Right now Democrats on the FCC are enjoying a little more influence than they normally would during a Republican administration. The FCC is still lacking a fifth commissioner to fill the seat vacated by former Chairman Powell earlier this year. And given the problems the Bush Administration is having filling Supreme Court Justice Sandra Day O’Connor’s chair, it still doesn’t look like the administration will have the opportunity to move through a nomination for the FCC seat anytime soon.

FCC democratic commissioners Michael Copps and Jonathan Adelstein would like to see safeguards protecting small businesses and consumers. They arereported to be seeking price protections for small businesses, who are likely to be negatively impacted by the industry consolidation that results from the mergers. Word is that the Dems would also like to see internet service unbundled from local telephone service, so that a household would be able to order DSL service without having to also have a phone line. They may also be looking to impose what is known as network neutrality, where a service provider would be prohibited from blocking or degrading content or service from competitors.

Republican FCC Chair Kevin Martin would like to see no conditions imposed on the deal.

House Commerce Committee Passes DTV bill

A hard and fast end date for analog TV broadcasts just got a little closer to reality this week when the House Commerce Committee passed its version of a digital TV transition bill. The Senate Commerce Committee passed its version on Oct.

The House approved a date that’s a little earlier than the Senate’s. The House bill calls for all analog signals to go dark on Dec. 31, 2008. the Senate’s date is April 7, 2009.

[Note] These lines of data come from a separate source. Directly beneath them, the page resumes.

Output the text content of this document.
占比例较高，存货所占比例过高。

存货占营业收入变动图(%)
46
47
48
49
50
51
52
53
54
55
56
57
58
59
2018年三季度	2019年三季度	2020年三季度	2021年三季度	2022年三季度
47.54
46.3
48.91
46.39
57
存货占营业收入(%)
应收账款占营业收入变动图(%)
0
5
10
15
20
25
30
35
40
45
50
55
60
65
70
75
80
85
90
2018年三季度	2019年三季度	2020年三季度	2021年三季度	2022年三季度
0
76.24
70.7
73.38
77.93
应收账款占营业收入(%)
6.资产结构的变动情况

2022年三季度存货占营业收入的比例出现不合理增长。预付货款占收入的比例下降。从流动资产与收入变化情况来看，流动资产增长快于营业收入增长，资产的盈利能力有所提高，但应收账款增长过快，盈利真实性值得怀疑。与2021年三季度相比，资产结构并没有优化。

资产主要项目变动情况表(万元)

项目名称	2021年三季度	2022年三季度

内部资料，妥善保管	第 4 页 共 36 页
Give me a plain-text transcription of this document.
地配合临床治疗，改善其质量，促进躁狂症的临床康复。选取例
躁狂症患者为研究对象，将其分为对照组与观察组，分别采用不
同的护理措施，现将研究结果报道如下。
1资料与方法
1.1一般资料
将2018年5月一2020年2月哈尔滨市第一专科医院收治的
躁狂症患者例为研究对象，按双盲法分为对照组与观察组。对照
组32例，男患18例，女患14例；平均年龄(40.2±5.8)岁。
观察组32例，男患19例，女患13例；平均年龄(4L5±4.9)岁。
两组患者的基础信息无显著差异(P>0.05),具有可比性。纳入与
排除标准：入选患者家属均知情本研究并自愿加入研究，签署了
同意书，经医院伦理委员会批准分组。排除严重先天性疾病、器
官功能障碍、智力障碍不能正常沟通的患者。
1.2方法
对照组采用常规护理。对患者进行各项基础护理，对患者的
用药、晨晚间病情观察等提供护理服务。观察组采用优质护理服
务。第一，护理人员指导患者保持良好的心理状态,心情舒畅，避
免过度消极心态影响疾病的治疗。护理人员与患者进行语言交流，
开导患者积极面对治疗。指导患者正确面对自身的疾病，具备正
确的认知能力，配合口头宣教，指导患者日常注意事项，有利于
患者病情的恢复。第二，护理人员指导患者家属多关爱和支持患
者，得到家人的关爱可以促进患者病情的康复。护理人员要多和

The House bill also addresses many more aspects of the transition to digital broadcasts than the Senate’s. It directs the FCC to start auctioning off vacated analog TV spectrum a little less than a year before all analog TV ends. $990 million of those funds would be earmarked to help households buy converter boxes that allow analog TVs to receive digital broadcasts. By contrast, the Senate earmarked $3 billion.

The federal government is expected to reap $10 billion from the spectrum auction.

The House subsidy would give 10.3 milliion households the opportunity to first-come first-served basis a $40 voucher toward the cost of a converter box, with a limit of two per household. An estimated 43 million households still cannot receive digital TV signals.

The Senate’s bill instead allows households to buy an unlimited number of converter boxes for just a $10 co-pay each. Converter boxes are expected to cost at least $60 in stores.

House Commerce Committee Democrats tried in vain to get the Republican majority to expand the converter box subsidy by sending a voucher to every US household, rather than limiting the program to the first 10.3 million households that request one. They accused Republicans of instituting a so-called TV Tax on the households that miss out on the converter box vouchers.

The House DTV bill is now on its way to the budget committee before it goes to the House floor as part of a budget bill. The Senate’s DTV bill is taking a similar route. If both bills pass, then they will have to be reconciled in conference.